13 Car Hacks You Probably Aren't Doing (But Should)

There are a slew of high-tech hacks you should be doing to your ride. Some are obviously cool, others exceedingly helpful. What follows are 13 of the very best. They run the gamut of skill levels, from the incredibly easy to the super complex, but they're all well worth the effort. 

1. Use Google Maps by mirroring your phone on your in-dash screen

Some manufacturers will let you do this right off the bat, but others...not so much. Fortunately, you can buy quite a few aftermarket radios that can mirror your Android phone, duplicating everything shown on its screen. The benefits range from truly using your car as an extension of your phone to being able to utilize Google Maps instead of the never-quite-as-good systems that most manufacturers use.

Want the benefits of hooking up your phone but have an iPhone or don't care about Google Maps? Many of those same radios are Apple CarPlay-compatible.

2. Put an iPad directly into your dash

You could also skip all the phone mirroring and go straight to installing an iPad in your dashboard. It's not the easiest thing in the world, but it is a much easier prospect now than it used to be. There are even companies out there that offer pre-made iPad mounts to make it that much easier for you to have Siri as a full-time co-pilot.

3. Make your engine sound better

Active sound (i.e. that digitally-reproduced sound carmakers love to use these days) is one of those things you either love or view with unbridled hatred.

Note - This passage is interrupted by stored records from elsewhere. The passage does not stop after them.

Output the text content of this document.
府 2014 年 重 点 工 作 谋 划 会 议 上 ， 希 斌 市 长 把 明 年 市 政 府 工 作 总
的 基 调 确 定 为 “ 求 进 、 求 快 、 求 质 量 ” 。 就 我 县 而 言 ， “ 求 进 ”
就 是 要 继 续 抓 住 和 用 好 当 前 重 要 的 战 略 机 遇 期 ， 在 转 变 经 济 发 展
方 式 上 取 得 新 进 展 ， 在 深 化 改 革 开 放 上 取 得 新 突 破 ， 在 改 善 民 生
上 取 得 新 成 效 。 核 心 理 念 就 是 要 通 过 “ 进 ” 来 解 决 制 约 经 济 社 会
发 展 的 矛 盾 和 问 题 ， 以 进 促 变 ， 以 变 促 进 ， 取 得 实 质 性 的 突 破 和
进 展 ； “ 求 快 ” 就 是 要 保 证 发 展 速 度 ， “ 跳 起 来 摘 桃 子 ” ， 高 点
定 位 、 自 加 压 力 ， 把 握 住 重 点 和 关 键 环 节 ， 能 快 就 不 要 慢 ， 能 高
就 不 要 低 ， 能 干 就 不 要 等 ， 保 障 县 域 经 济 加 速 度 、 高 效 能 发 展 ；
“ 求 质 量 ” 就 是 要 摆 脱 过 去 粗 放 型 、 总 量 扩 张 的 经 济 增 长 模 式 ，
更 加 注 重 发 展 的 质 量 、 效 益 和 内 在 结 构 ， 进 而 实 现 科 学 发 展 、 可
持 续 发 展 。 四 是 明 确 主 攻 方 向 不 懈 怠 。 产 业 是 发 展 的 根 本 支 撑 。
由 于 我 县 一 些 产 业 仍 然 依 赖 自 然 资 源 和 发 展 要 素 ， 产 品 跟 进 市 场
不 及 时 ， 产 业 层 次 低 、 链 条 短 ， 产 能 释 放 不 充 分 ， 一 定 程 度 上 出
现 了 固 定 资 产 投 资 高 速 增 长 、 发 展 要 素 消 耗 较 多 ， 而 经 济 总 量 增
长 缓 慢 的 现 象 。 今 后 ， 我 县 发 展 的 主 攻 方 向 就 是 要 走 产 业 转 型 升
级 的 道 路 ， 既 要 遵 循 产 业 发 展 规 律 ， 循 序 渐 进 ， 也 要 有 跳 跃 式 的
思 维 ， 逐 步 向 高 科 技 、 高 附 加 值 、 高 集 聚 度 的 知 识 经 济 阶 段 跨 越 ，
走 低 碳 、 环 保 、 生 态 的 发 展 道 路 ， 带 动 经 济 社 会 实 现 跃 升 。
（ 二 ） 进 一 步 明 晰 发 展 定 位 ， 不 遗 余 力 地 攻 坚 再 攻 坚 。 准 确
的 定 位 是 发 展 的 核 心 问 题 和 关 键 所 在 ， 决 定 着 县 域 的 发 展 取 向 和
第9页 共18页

You can change the pre-recorded sound of your engine, though, if you know someone that's good with computers. Renault even debuted an idea where you can just select different engine sounds at the touch of a button. Or, you know, just turn it off altogether.

4. Transform your glovebox into a mini-fridge

This one's actually easier than you might think, but it's not for the faint of heart. You don't need to spend a couple hundred bucks on a kitschy electric cooler, either. All you need is some knowledge about physics and the willingness to take several sharp instruments to your car's interior. Take a look at the handiwork of someone who did it on their old Toyota, here.

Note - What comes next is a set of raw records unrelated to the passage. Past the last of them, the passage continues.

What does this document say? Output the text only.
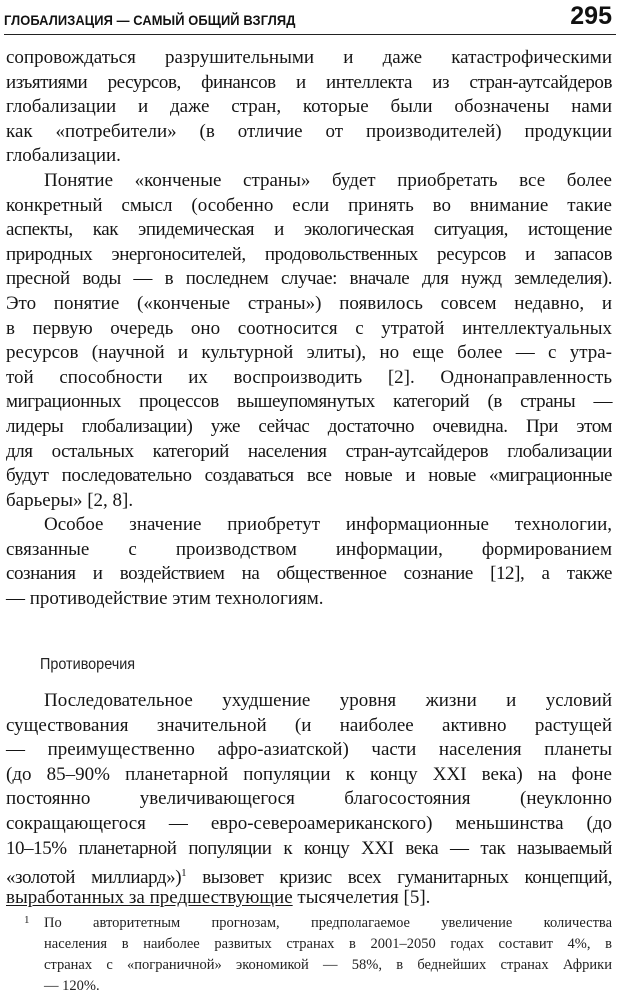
ГЛОБАЛИЗАЦИЯ — САМЫЙ ОБЩИЙ ВЗГЛЯД	295
сопровождаться разрушительными и даже катастрофическими
изъятиями ресурсов, финансов и интеллекта из стран-аутсайдеров
глобализации и даже стран, которые были обозначены нами
как «потребители» (в отличие от производителей) продукции
глобализации.
Понятие «конченые страны» будет приобретать все более
конкретный смысл (особенно если принять во внимание такие
аспекты, как эпидемическая и экологическая ситуация, истощение
природных энергоносителей, продовольственных ресурсов и запасов
пресной воды — в последнем случае: вначале для нужд земледелия).
Это понятие («конченые страны») появилось совсем недавно, и
в первую очередь оно соотносится с утратой интеллектуальных
ресурсов (научной и культурной элиты), но еще более — с утра-
той способности их воспроизводить [2]. Однонаправленность
миграционных процессов вышеупомянутых категорий (в страны —
лидеры глобализации) уже сейчас достаточно очевидна. При этом
для остальных категорий населения стран-аутсайдеров глобализации
будут последовательно создаваться все новые и новые «миграционные
барьеры» [2, 8].
Особое значение приобретут информационные технологии,
связанные с производством информации, формированием
сознания и воздействием на общественное сознание [12], а также
— противодействие этим технологиям.
Противоречия
Последовательное ухудшение уровня жизни и условий
существования значительной (и наиболее активно растущей
— преимущественно афро-азиатской) части населения планеты
(до 85–90% планетарной популяции к концу XXI века) на фоне
постоянно увеличивающегося благосостояния (неуклонно
сокращающегося — евро-североамериканского) меньшинства (до
10–15% планетарной популяции к концу XXI века — так называемый
«золотой миллиард»)$^1$ вызовет кризис всех гуманитарных концепций,
выработанных за предшествующие тысячелетия [5].
1	По авторитетным прогнозам, предполагаемое увеличение количества
населения в наиболее развитых странах в 2001–2050 годах составит 4%, в
странах с «пограничной» экономикой — 58%, в беднейших странах Африки
— 120%.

5. Use a Bluetooth converter in your tape deck

If your car is old enough to still have a tape deck, the technology to pair your phone and stream music is very affordable. You can build a Bluetooth cassette tape yourself, or buy one for under $30.

6. Create a power strip in your center console

If you need to charge a lot of different things, you can make your own power strip and hardwire it into your car. It's a serious DIY job, but it's a lot simpler than much of the stuff you'd do around the house. 

7. Use an old smartphone to expand your dashboard

The instrument clusters in a lot of cars these days don't give you much information about what's actually going on, so you get little to no warning if your car is dangerously close to overheating in the middle of rush hour traffic. But, if you have an old phone you don't use anymore, you can get apps that read your car's signals and convert them into a proper set of gauges, so you can know exactly what's going on at all times.

8. Swap your lighter for a USB charger

It's strange that so many carmakers still make cars with a cigarette lighter. So if yours has one, there's literally no good reason keeping you from swapping it out for a USB charger.

9. Never lose your car again

You could get an app that helps you remember where you parked, or you could just take a photo that tells you all the relevant details for free.

10. Install a custom garage door opener

If your car doesn't have its own garage door opener, all you have to do is connect your garage door remote controller to a $5 button from somewhere like Radio Shack, hide the remote inside a panel, and mount the switch on your door. It's really simple, and there's an excellent how-to guide, right here.

11. Give your car Spidey-sense

If you're one of those drivers who catches yourself periodically drifting into oncoming traffic or not noticing pedestrians until the last second, it's not a bad idea to add something like Mobileye, which is a camera-based system that works just like most car manufacturer's warning systems—because it's behind those, too.

12. Have your windows automatically close when it rains

If you like the idea of having your windows go up once your automatic windshield wipers sense rain, it's worth the five minutes on Google to see if other people with your car have done it. Most modern cars are a lot more customizable than you might think, and a lot of options you've never heard of are hidden within the car's computer system, waiting to be activated along with a bunch of other cool stuff that varies greatly from car to car. If you know anything about computer coding, this is simple to do yourself. If you don't, a shop can do it for you, usually in under an hour.

13. Make your own heads-up-display

Constantly looking to your nav screen to see if you're turning left in 200 yards, or if it was supposed to be 200 yards ago, isn't so safe, especially compared to a heads-up display unit. There are actually a number of ways you can make your own HUD, from apps that setup your phone to reflect off the windshield, to much more involved DIY jobs that can display anything you want. Or, you can grab one of the new professionally-designed units entering the market.